While Loveland, Colo., has collected lodging taxes from managers of lodging units geared towards short stays, it only began taxing Airbnb rentals on Nov. 1, according to the Reporter-Herald. Guests who book Airbnb rentals will now pay the city’s 3 percent lodging tax to Airbnb, which will then remit the taxes to the city. The tax is part of a direct partnership between Airbnb and the city.

"Tax partnerships are important because they allow us to collect taxes on behalf of hosts," Airbnb Press Secretary Jasmine Mora said in a statement, per the Reporter-Herald. "To date, we have over 300 tax partnerships in place in the U.S. and around the world and have collected and remitted more than $500 million in hotel and tourist taxes."
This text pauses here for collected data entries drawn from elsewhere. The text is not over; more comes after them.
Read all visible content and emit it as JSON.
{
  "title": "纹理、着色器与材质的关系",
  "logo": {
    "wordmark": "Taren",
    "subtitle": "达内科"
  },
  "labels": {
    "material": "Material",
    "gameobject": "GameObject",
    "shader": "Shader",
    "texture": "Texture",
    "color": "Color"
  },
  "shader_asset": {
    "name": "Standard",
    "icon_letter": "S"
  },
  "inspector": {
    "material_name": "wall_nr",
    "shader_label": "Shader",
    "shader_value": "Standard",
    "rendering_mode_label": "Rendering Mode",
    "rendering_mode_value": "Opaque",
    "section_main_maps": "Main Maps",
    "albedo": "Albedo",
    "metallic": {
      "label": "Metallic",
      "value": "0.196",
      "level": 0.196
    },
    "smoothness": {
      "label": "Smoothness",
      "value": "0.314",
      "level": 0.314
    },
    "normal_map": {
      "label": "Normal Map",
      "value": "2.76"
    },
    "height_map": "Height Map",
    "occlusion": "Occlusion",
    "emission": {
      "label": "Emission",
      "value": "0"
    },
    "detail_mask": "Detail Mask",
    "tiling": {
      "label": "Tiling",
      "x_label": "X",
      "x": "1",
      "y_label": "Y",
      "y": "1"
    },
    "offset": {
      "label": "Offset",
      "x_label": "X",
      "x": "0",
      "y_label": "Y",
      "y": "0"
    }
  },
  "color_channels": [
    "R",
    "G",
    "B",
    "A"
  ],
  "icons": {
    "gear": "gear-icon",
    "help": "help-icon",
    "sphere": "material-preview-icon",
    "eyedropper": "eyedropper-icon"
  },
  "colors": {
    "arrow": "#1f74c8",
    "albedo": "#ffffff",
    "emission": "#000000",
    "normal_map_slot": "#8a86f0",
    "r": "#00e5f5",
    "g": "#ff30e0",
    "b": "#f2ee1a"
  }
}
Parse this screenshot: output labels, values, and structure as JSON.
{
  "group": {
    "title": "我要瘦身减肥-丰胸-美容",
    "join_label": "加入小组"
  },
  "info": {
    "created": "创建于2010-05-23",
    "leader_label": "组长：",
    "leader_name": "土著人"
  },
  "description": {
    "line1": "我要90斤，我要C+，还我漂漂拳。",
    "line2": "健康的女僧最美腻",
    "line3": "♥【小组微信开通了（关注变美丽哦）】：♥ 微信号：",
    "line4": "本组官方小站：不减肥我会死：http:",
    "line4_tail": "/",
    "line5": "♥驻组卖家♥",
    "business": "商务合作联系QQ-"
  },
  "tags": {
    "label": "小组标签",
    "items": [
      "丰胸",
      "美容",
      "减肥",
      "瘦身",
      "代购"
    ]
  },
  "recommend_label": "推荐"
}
Berkeley, Calif. reached a similar agreement with Airbnb in September, according to the Daily Californian. Since then, Airbnb has collected a 12 percent transient occupancy tax from its short-term rental hosts and sends those taxes to the city. 

The money collected from Berkeley's tax goes into a general fund. While the revenues haven’t been designated to a specific purpose yet, the tax is expected to generate $800,000 to $1 million in annual revenues for the city, the Californian reports. 

Berkeley hasn’t made similar agreements with other short-term rental platforms like Craigslist or VRBO, but it hopes to soon.

“Our goal is to get agreements with all the companies,” Berkeley Councilmember Kriss Worthington told the Californian. “It should really be the responsibility of the company, rather than make each individual homeowner file the paperwork.”